ZORLA 'AKŞAM YEMEĞİ VERİLMİŞTİR' BELGESİ İMZALTILDI
Avukatlarıyla görüşmesi başlar başlamaz jandarmanın gelip kendisini aldığını, yola çıkarken de eline bir yemek poşeti tutuşturulup, "Akşam yemeği verilmiştir" içerikli bir belgeye imza attırılmak istendiğini aktardı Gültan Hanım. Yine Elazığ Havaalanı'na gideceğini düşünürken, eline tutuşturulan bu yemek poşeti vesilesiyle öğrenmiş Sivas'a götürüldüğünü.
'UÇAK YOK' DİYE SİVAS'A GÖTÜRÜLDÜ
Sivas'a götürülmesinin nedeni ise "uçak bulunamaması"! Önceden tüm masrafların idareye yatırıldığı yolculuk, adeta bir işkenceye dönüştürülmüş, Sivas'a kadar 7 saat ring aracında eziyetli bir yolculuk sonrası gece 3.00'ü bulan bir saatte ancak Kandıra Cezaevi'ne varabilmiş Gültan hanım.
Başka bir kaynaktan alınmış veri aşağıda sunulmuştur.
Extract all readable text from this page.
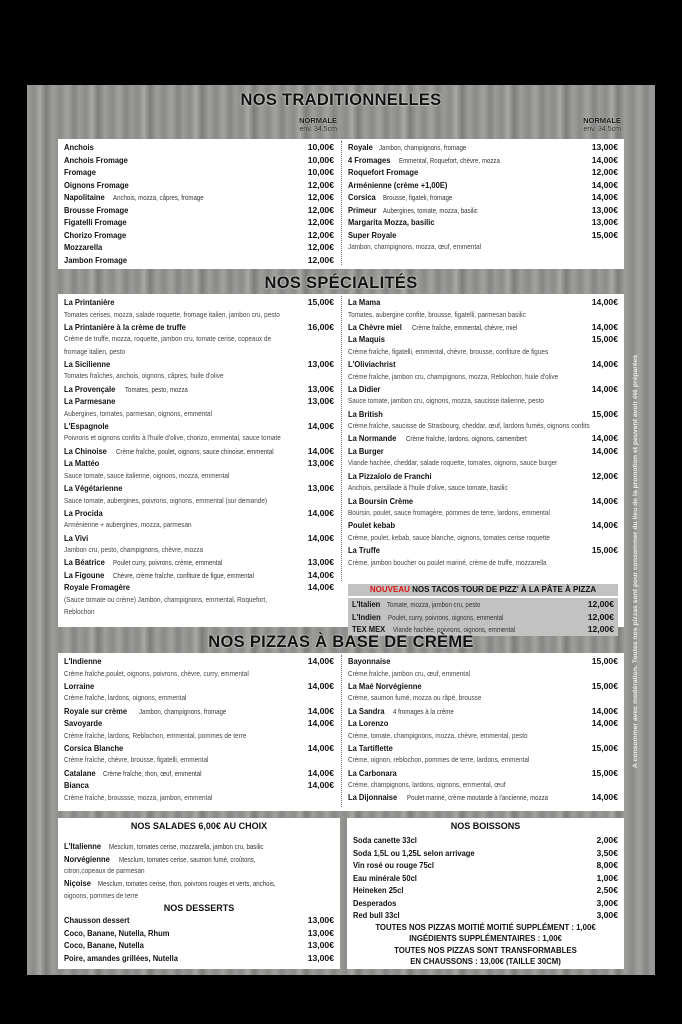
NOS TRADITIONNELLES
NORMALE
env. 34,5cm
NORMALE
env. 34,5cm
Anchois	10,00€
Anchois Fromage	10,00€
Fromage	10,00€
Oignons Fromage	12,00€
Napolitaine Anchois, mozza, câpres, fromage	12,00€
Brousse Fromage	12,00€
Figatelli Fromage	12,00€
Chorizo Fromage	12,00€
Mozzarella	12,00€
Jambon Fromage	12,00€
Royale Jambon, champignons, fromage	13,00€
4 Fromages Emmental, Roquefort, chèvre, mozza	14,00€
Roquefort Fromage	12,00€
Arménienne (crème +1,00E)	14,00€
Corsica Brousse, figateli, fromage	14,00€
Primeur Aubergines, tomate, mozza, basilic	13,00€
Margarita Mozza, basilic	13,00€
Super Royale	15,00€
Jambon, champignons, mozza, œuf, emmental
NOS SPÉCIALITÉS
La Printanière	15,00€
Tomates cerises, mozza, salade roquette, fromage italien, jambon cru, pesto
La Printanière à la crème de truffe	16,00€
Crème de truffe, mozza, roquette, jambon cru, tomate cerise, copeaux de
fromage italien, pesto
La Sicilienne	13,00€
Tomates fraîches, anchois, oignons, câpres, huile d'olive
La Provençale Tomates, pesto, mozza	13,00€
La Parmesane	13,00€
Aubergines, tomates, parmesan, oignons, emmental
L'Espagnole	14,00€
Poivrons et oignons confits à l'huile d'olive, chorizo, emmental, sauce tomate
La Chinoise Crème fraîche, poulet, oignons, sauce chinoise, emmental	14,00€
La Mattéo	13,00€
Sauce tomate, sauce italienne, oignons, mozza, emmental
La Végétarienne	13,00€
Sauce tomate, aubergines, poivrons, oignons, emmental (sur demande)
La Procida	14,00€
Arménienne + aubergines, mozza, parmesan
La Vivi	14,00€
Jambon cru, pesto, champignons, chèvre, mozza
La Béatrice Poulet curry, poivrons, crème, emmental	13,00€
La Figoune Chèvre, crème fraîche, confiture de figue, emmental	14,00€
Royale Fromagère	14,00€
(Sauce tomate ou crème) Jambon, champignons, emmental, Roquefort,
Reblochon
La Mama	14,00€
Tomates, aubergine confite, brousse, figatelli, parmesan basilic
La Chèvre miel Crème fraîche, emmental, chèvre, miel	14,00€
La Maquis	15,00€
Crème fraîche, figatelli, emmental, chèvre, brousse, confiture de figues
L'Oliviachrist	14,00€
Crème fraîche, jambon cru, champignons, mozza, Reblochon, huile d'olive
La Didier	14,00€
Sauce tomate, jambon cru, oignons, mozza, saucisse italienne, pesto
La British	15,00€
Crème fraîche, saucisse de Strasbourg, cheddar, œuf, lardons fumés, oignons confits
La Normande Crème fraîche, lardons, oignons, camembert	14,00€
La Burger	14,00€
Viande hachée, cheddar, salade roquette, tomates, oignons, sauce burger
La Pizzaïolo de Franchi	12,00€
Anchois, persillade à l'huile d'olive, sauce tomate, basilic
La Boursin Crème	14,00€
Boursin, poulet, sauce fromagère, pommes de terre, lardons, emmental
Poulet kebab	14,00€
Crème, poulet, kebab, sauce blanche, oignons, tomates cerise roquette
La Truffe	15,00€
Crème, jambon boucher ou poulet mariné, crème de truffe, mozzarella
NOUVEAU NOS TACOS TOUR DE PIZZ' À LA PÂTE À PIZZA
L'Italien Tomate, mozza, jambon cru, pesto	12,00€
L'Indien Poulet, curry, poivrons, oignons, emmental	12,00€
TEX MEX Viande hachée, poivrons, oignons, emmental	12,00€
NOS PIZZAS À BASE DE CRÈME
L'Indienne	14,00€
Crème fraîche,poulet, oignons, poivrons, chèvre, curry, emmental
Lorraine	14,00€
Crème fraîche, lardons, oignons, emmental
Royale sur crème Jambon, champignons, fromage	14,00€
Savoyarde	14,00€
Crème fraîche, lardons, Reblochon, emmental, pommes de terre
Corsica Blanche	14,00€
Crème fraîche, chèvre, brousse, figatelli, emmental
Catalane Crème fraîche, thon, œuf, emmental	14,00€
Bianca	14,00€
Crème fraîche, broussse, mozza, jambon, emmental
Bayonnaise	15,00€
Crème fraîche, jambon cru, œuf, emmental
La Maé Norvégienne	15,00€
Crème, saumon fumé, mozza ou râpé, brousse
La Sandra 4 fromages à la crème	14,00€
La Lorenzo	14,00€
Crème, tomate, champignons, mozza, chèvre, emmental, pesto
La Tartiflette	15,00€
Crème, oignon, reblochon, pommes de terre, lardons, emmental
La Carbonara	15,00€
Crème, champignons, lardons, oignons, emmental, œuf
La Dijonnaise Poulet mariné, crème moutarde à l'ancienne, mozza	14,00€
NOS SALADES 6,00€ AU CHOIX
L'Italienne Mesclum, tomates cerise, mozzarella, jambon cru, basilic
Norvégienne Mesclum, tomates cerise, saumon fumé, croûtons,
citron,copeaux de parmesan
Niçoise Mesclum, tomates cerise, thon, poivrons rouges et verts, anchois,
oignons, pommes de terre
NOS DESSERTS
Chausson dessert	13,00€
Coco, Banane, Nutella, Rhum	13,00€
Coco, Banane, Nutella	13,00€
Poire, amandes grillées, Nutella	13,00€
NOS BOISSONS
Soda canette 33cl	2,00€
Soda 1,5L ou 1,25L selon arrivage	3,50€
Vin rosé ou rouge 75cl	8,00€
Eau minérale 50cl	1,00€
Heineken 25cl	2,50€
Desperados	3,00€
Red bull 33cl	3,00€
TOUTES NOS PIZZAS MOITIÉ MOITIÉ SUPPLÉMENT : 1,00€
INGÉDIENTS SUPPLÉMENTAIRES : 1,00€
TOUTES NOS PIZZAS SONT TRANSFORMABLES
EN CHAUSSONS : 13,00€ (TAILLE 30CM)
A consommer avec modération. Toutes nos pizzas sont pour consommer du lieu de la promotion et peuvent avoir été préparées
AİLESİ İKİ GÜN BOYUNCA HABER ALAMADI
Bu korkunç muamele hiçbir mahkuma reva görülemez. Hele de taziyesi olan, acısı büyük olan seçilmiş bir siyasetçiye, adeta işkence etmek için böyle bir eziyetin uygulanması hem insanlık dışı hem de hukuksuz. Acısına saygısızlık edilen, sağlığı konusunda riskler yaratılan, taziye ortamında Gültan hanımdan iki gün boyunca haber alamayan ailesini derin endişeye sürüklenmesine neden olan bu tutum, izaha muhtaçtır. Sorumluları ortaya çıkarılmalıdır. Bu konuda Adalet Bakanlığından bir açıklama bekliyoruz."